Performance-Duo Bucher & Wetz

Das «Duo Bucher & Wetz» ist ein performatives Zweiergespann, das sich auf nur einen Aktionsraum beschränkt. Die Aufführungen finden jeweils in einer kirchengrossen und fensterlosen Halle statt. Die auf verschiedenen Ebenen gelegenen Performance-Bühnen befinden sich mitten in der bekannten Wetz-Installation «Zihlenfeldlöchli».

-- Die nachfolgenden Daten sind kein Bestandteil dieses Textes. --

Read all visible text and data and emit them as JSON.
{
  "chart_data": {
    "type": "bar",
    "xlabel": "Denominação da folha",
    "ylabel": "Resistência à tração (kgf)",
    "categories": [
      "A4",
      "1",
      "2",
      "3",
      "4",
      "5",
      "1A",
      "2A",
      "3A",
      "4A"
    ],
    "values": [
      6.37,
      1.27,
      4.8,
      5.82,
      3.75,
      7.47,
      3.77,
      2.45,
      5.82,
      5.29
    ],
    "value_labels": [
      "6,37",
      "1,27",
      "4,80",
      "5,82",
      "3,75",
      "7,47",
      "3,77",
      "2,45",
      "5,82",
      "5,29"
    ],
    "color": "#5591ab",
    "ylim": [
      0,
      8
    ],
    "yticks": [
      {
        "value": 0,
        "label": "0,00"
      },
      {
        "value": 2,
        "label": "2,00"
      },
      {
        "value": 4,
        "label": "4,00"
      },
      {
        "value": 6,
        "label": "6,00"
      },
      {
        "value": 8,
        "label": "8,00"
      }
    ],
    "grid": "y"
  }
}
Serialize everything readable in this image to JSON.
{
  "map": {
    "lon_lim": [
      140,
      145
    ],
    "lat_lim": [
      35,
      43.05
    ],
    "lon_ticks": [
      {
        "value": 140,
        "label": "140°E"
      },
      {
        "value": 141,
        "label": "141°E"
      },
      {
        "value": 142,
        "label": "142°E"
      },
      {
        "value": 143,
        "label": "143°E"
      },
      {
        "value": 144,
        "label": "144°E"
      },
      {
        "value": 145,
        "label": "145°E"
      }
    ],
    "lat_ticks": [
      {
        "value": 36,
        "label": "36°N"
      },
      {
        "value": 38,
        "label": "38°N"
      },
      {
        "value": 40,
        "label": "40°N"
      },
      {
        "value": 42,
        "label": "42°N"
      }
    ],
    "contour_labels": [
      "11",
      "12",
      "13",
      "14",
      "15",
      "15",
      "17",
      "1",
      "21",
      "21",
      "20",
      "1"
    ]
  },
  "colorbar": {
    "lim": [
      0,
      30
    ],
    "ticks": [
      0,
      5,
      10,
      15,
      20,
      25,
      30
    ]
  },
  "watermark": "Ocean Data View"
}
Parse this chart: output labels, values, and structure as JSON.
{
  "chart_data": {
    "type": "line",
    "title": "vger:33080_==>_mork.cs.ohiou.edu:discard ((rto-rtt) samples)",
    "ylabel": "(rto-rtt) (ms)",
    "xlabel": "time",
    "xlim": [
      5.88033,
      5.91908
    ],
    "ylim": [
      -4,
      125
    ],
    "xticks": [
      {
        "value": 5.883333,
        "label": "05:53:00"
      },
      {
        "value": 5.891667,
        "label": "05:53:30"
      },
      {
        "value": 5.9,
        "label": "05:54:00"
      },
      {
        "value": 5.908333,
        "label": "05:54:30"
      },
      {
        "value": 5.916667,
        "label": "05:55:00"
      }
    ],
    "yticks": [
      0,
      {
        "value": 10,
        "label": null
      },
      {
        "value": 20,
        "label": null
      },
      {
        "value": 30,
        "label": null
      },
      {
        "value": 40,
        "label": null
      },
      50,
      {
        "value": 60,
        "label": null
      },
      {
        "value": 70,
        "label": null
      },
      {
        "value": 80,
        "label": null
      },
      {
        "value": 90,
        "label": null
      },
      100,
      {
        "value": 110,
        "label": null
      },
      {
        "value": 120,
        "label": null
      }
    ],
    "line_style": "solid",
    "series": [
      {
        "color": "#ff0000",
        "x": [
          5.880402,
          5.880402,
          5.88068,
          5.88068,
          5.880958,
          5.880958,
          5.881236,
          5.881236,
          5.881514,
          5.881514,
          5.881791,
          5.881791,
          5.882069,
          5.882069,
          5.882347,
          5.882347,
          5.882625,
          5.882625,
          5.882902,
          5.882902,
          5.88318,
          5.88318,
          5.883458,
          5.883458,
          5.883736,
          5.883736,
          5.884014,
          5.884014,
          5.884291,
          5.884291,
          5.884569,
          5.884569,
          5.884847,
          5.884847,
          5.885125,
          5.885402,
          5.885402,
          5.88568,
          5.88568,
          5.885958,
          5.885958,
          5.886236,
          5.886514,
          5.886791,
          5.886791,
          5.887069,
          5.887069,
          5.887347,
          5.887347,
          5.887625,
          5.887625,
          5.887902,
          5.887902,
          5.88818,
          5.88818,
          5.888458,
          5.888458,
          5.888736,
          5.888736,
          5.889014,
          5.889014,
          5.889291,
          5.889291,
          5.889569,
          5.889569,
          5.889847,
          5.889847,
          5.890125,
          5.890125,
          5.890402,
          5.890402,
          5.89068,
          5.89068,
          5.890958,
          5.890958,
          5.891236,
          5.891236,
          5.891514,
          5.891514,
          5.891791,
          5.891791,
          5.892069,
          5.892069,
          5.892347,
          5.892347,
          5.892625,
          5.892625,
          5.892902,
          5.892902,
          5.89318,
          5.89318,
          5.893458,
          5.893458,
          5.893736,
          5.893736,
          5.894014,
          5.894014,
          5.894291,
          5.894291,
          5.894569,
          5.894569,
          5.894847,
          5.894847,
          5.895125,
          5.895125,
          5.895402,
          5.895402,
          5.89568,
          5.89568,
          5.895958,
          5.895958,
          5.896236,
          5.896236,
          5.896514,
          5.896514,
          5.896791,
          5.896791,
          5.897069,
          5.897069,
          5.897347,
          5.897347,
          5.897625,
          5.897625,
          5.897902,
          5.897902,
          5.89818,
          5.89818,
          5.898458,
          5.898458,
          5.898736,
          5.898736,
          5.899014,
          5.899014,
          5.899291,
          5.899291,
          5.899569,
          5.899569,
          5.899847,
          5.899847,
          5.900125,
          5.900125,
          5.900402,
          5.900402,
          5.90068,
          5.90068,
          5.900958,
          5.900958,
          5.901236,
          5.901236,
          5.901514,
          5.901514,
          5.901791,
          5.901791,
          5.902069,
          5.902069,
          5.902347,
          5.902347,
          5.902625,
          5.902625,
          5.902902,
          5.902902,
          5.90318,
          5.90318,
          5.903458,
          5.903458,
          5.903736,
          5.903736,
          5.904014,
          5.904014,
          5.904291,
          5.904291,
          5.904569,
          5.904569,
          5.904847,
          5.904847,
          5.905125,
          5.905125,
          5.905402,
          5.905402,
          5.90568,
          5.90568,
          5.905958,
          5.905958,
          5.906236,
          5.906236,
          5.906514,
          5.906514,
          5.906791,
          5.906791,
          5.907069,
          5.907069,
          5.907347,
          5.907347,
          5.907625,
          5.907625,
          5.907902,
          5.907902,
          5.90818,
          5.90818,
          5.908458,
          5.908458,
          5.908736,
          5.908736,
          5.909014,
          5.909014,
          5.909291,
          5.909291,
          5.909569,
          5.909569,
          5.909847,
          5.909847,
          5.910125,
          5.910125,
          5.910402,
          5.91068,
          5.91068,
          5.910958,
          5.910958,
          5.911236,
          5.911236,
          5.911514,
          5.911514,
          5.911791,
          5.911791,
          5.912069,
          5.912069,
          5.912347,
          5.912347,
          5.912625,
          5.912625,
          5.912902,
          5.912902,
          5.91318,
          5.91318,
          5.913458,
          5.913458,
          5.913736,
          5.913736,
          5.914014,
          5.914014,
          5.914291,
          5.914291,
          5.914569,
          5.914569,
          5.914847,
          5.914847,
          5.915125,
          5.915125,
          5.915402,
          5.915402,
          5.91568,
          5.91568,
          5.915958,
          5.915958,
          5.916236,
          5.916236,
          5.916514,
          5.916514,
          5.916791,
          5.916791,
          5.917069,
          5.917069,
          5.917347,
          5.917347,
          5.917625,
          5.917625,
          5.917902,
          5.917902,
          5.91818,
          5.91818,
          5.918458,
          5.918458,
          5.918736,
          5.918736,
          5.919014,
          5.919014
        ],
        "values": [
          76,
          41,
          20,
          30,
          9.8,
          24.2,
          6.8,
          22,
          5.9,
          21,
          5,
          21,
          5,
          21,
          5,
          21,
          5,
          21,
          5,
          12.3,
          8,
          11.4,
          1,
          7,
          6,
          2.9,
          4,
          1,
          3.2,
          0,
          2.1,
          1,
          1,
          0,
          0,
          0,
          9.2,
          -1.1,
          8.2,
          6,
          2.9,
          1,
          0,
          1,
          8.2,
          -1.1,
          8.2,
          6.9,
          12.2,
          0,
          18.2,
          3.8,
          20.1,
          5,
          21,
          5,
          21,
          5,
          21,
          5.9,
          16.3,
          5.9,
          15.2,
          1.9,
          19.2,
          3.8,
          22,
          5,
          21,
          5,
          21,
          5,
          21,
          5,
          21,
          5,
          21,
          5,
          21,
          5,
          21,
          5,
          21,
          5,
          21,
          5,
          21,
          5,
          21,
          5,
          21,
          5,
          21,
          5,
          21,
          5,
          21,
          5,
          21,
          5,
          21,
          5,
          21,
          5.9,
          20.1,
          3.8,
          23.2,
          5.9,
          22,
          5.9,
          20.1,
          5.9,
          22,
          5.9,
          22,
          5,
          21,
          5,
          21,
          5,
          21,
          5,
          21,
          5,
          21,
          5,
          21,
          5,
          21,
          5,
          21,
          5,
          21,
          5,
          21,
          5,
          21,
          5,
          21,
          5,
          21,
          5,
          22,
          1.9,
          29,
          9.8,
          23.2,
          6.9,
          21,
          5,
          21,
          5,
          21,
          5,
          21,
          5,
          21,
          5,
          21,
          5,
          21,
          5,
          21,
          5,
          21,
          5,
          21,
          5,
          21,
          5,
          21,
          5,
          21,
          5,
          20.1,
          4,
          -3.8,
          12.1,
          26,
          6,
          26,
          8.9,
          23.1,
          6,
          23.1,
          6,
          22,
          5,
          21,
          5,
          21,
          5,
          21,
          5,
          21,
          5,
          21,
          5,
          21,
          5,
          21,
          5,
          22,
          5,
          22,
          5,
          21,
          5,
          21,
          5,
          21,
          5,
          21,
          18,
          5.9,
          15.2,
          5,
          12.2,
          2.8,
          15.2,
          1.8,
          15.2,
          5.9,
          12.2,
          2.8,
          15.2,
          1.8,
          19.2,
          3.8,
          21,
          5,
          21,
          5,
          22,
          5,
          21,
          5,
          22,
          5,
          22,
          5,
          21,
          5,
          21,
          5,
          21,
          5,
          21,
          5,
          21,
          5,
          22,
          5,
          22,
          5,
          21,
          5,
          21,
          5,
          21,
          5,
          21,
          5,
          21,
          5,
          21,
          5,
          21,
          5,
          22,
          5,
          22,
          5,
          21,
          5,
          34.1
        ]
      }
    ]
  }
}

Diese Installations-Halle ist ein Bestandteil vom Gesamtkunstwerk KKLB – Kunst und Kultur im Landessender Beromünster, welches der Künstler Wetz als Chef vom «Künstler-Studio-Wetz» hauptverantwortet.

Das „Duo Bucher & Wetz“ besteht aus dem Musiker, CDO-Chief Digital Officer und Personalmanager vom KKLB, David Bucher und dem international bekannten Künstler Wetz. David Bucher kennt man ausserdem auch als Mitglied der Nidwaldner Band «Buschi & Anni». Weiter arbeitet der vielbegabte Familienvater als freier Geschichten-Autor.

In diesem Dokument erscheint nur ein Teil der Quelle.